In 2012, the number of guns reported lost or stolen by federal firearms licensees - referred to as FFLs - in Pennsylvania was 1,502, or 239 more than the 1,263 reported lost or stolen by FFLs in second-ranked Texas.
Miller, who is 67 and carries out FFL transactions within his wife’s Chris Ziegler Studio art gallery and framing business, said he was surprised by Pennsylvania’s number. He speculated correctly that most of the guns in question were, as he put it, “going out the back door.’’
The report said 1,311 of Pennsylvania’s tally of 1,502 guns were reported as lost, rather than stolen. Those guns are nonetheless a threat, the report said.
“Like stolen firearms, they are most often bought and sold in an unregulated secondary market where law enforcement is unable to trace transactions,’’ the report said.
Reading Police Chief William M. Heim said missing guns are a threat to public safety in the city. Police frequently encounter lost or stolen guns when they serve drug-related search warrants.
The fact that a gun has been “ lost’’ rather than “stolen’’ makes it no less threatening, Heim said.
“That is a pretty serious thing to lose in large numbers,’’ he said.
Exeter Township Police Chief Christopher L. Neidert said that on the infrequent occasions his department encounters a missing gun, it usually turns out to have been taken from a home during a burglary.
Told of the numbers in the ATF report, Neidert said, “ I am wondering where those guns are going if they are ‘lost?’”
The president of the Pennsylvania Association of Firearms Retailers, Joe Keffer, speculated that some portion of Pennsylvania’s lost gun figure might reflect paperwork mistakes, rather than actual missing guns.
“I don’t believe for one moment that the dealers in Pennsylvania don’t protect their inventory at least as well as the dealers in other states,’’ Keffer said.
Years ago, Keffer said, many gun dealers waited for visits from ATF agents to conduct gun-by-gun inventories of their stock.
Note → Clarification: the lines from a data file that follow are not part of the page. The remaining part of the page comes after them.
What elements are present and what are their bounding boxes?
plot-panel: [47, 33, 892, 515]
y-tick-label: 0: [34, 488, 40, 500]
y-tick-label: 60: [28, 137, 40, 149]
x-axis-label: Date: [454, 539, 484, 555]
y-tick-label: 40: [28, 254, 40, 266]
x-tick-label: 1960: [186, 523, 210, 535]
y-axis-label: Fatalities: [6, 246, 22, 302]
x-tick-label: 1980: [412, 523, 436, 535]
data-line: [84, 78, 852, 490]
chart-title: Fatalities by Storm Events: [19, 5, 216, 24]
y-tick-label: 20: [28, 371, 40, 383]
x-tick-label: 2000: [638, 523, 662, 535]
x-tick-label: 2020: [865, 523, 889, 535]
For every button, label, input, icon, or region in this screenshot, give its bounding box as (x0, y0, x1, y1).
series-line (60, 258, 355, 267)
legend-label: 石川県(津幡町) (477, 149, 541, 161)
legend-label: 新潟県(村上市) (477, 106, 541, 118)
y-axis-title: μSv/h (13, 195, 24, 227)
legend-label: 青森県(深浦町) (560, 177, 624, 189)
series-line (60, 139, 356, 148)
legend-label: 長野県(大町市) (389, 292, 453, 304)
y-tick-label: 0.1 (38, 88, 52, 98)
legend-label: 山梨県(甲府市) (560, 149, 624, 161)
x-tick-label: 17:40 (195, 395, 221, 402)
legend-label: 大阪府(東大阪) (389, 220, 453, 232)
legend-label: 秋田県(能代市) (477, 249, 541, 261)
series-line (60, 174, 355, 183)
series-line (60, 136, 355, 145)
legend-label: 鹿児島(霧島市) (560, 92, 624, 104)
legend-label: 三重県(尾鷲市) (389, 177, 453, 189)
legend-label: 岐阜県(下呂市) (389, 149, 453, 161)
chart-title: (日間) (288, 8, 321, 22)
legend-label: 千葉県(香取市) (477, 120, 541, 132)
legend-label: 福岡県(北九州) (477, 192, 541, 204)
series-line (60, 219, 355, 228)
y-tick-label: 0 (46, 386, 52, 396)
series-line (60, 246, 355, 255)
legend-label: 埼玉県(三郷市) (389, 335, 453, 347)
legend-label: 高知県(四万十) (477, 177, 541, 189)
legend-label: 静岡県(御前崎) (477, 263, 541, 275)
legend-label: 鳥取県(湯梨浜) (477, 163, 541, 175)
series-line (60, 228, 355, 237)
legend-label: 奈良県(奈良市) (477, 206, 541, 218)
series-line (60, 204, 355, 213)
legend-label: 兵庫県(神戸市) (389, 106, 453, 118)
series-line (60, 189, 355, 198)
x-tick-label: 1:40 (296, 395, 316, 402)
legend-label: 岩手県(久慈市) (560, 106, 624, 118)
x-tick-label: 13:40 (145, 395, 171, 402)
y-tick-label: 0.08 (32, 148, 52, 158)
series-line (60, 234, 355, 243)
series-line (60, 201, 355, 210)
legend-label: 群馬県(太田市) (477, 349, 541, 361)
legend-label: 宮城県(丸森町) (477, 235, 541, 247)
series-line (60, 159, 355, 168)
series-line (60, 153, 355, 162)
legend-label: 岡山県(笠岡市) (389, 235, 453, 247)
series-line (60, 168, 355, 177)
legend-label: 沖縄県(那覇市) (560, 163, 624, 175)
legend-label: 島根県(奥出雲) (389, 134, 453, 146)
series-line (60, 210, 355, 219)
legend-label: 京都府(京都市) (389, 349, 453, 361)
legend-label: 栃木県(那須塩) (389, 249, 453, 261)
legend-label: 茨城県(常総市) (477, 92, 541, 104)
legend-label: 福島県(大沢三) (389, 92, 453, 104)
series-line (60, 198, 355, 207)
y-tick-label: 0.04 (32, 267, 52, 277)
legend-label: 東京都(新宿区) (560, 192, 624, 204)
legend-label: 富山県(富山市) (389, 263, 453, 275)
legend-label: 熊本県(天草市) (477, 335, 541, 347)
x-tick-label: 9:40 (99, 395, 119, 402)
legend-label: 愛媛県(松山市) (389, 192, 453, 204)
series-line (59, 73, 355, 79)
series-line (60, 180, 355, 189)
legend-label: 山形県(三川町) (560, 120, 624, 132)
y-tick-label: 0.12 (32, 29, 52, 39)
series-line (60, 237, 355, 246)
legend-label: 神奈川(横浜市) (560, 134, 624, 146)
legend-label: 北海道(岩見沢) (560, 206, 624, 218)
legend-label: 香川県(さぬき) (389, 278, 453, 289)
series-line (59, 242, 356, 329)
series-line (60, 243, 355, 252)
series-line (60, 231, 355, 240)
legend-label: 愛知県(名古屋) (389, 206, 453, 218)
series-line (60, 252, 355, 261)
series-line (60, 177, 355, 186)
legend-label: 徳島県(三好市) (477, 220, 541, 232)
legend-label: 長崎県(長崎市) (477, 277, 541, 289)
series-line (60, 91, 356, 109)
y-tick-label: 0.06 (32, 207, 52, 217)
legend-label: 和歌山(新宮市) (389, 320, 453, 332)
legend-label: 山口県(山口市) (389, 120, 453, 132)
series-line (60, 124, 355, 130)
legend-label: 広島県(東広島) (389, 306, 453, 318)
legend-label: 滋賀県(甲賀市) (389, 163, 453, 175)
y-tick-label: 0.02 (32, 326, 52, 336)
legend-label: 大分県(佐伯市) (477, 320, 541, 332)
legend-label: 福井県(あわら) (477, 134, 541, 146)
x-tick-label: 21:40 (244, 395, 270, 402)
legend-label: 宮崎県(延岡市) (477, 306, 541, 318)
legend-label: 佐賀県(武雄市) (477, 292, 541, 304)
Now, he said, many are conducting regular inventories several times a year.
Keffer said he does physical inventories of the wares at his business, The Sportsman’s Shop in New Holland, Lancaster County, four times a year.
“I know a lot of dealers have changed their practices to do what I am doing,’’ he said.
In 2011, Berks County logged more gun sales than any other county in Pennsylvania. A major factor was the presence of Cabela’s, which opened its only Pennsylvania store in Tilden Township in 2003.
The company has declined to comment on sales there, but several Berks dealers and residents versed in gun sales have said it has sold more than 30,000 guns in a single year.
The store manager referred questions about the new ATF report to Cabela’s corporate headquarters in Nebraska. Attempts to reach representatives there were unsuccessful.
The owner of another prominent area firearms retailer, Gun Traders in Muhlenberg Township, declined to comment.
The ATF report was produced in response to one of the 23 executive actions announced by President Barack Obama on Jan. 16, when he unveiled a sweeping plan to reduce gun violence.